ECAMP 15

The act of a quantum measurement seems to evade the accessibility of the Schrödinger equation and its unitary time evolution [1]. In this work, we explore whether a quantum measurement on a subsystem by an apparatus can be simulated within an experimentally realizable quantum mechanical many-body system by the unitary time evolution of the many-body Schrödinger equation.

For the numerical simulation, we consider a model inspired by the Fermi-Hubbard model, which is realizable experimentally with ultracold atoms [2] containing a fixed number of indistinguishable fermionic environmental particles and a single distinguishable impurity. The impurity is assumed to be initially in a spatial superposition but not entangled with the state of the environment.

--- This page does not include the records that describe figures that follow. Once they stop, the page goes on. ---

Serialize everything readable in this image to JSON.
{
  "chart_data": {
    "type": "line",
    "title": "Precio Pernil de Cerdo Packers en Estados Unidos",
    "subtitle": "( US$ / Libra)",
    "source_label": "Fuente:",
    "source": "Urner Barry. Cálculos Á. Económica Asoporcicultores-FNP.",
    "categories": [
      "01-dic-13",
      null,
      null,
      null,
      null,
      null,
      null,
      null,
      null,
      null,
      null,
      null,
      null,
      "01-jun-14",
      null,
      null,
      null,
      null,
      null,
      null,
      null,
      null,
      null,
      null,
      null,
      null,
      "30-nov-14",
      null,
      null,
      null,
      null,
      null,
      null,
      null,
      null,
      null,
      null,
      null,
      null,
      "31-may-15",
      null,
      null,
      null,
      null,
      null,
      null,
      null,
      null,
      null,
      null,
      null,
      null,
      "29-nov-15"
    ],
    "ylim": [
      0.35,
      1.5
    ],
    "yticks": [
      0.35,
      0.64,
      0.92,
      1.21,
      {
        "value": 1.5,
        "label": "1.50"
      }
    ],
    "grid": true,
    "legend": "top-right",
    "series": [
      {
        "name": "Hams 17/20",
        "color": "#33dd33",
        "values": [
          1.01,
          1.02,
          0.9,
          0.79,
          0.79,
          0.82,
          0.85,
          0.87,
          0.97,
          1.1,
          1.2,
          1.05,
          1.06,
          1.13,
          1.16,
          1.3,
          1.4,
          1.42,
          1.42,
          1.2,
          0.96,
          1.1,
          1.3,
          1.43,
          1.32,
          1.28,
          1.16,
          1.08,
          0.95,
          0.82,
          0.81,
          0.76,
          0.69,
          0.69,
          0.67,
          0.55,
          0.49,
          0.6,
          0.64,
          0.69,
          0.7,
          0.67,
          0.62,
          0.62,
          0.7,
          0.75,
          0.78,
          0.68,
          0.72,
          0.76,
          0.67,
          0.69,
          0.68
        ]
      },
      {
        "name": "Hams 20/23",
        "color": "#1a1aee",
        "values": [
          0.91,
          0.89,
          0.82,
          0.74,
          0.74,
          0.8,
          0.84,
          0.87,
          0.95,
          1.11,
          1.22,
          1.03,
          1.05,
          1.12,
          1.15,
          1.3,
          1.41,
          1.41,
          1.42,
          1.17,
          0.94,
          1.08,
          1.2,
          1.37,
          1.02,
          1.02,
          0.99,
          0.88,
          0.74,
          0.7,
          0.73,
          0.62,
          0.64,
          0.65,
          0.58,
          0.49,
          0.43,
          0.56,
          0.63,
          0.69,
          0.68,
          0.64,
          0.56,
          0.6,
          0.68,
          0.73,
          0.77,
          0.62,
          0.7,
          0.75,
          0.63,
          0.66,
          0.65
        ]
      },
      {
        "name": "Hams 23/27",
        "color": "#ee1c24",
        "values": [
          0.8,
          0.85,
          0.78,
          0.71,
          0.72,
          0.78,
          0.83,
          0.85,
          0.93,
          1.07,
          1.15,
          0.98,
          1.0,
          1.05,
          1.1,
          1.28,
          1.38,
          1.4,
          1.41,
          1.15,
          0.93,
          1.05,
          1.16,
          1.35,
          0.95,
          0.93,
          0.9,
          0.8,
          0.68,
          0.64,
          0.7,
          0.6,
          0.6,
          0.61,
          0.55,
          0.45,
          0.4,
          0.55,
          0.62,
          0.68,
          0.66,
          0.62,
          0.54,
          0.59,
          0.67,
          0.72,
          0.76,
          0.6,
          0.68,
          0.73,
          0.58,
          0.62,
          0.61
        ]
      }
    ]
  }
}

A key advantage of this system lies in the high tunability of its parameters, both experimentally and in simulations.

To simulate the process of a measurement within the many-body Schrödinger equation, the environmental particles are assumed to act as both a measuring apparatus on the impurity and as the environment in a more conventional sense. We determine the exact quantum mechanical time evolution by exact diagonalization of mesoscopically sized systems. We calculate decoherence times and correlation functions for different system sizes, and we study the reduced-density matrix of the impurity and the surrounding environmental particles. We investigate how the spectral properties of the system determine whether the interaction between the impurity and the environment performs a measurement on the impurity or whether the interaction leads to thermalization [3]. To analyze this, the spectral distribution of the eigenvalues of the entire system is calculated as a measure of quantum chaos [4]. The key aim is to identify which degrees of freedom of the surrounding particles act as the measuring apparatus—thereby encoding information about the state of the impurity—and which act as the environment, inducing decoherence.

References:

[1] Emanuel Schwarzhans, Felix C Binder, Marcus Huber, and Maximilian PE Lock. Quantum measurements and equilibration: the emergence of objective reality via entropy maximisation. arXiv preprint arXiv:2302.11253, 2023.

[2] Immanuel Bloch. Ultracold quantum gases in optical lattices. Nature physics, 1(1):23–30, 2005.

[3] Armando Relano. Decoherence framework for wigner’s-friend experiments. Physical Review A, 101(3):032107, 2020.

[4] Mahdi Kourehpaz, Stefan Donsa, Fabian Lackner, Joachim Burgdörfer, and Iva Brezinova. Canonical density matrices from eigenstates of mixed systems. Entropy, 24(12):1740, 2022.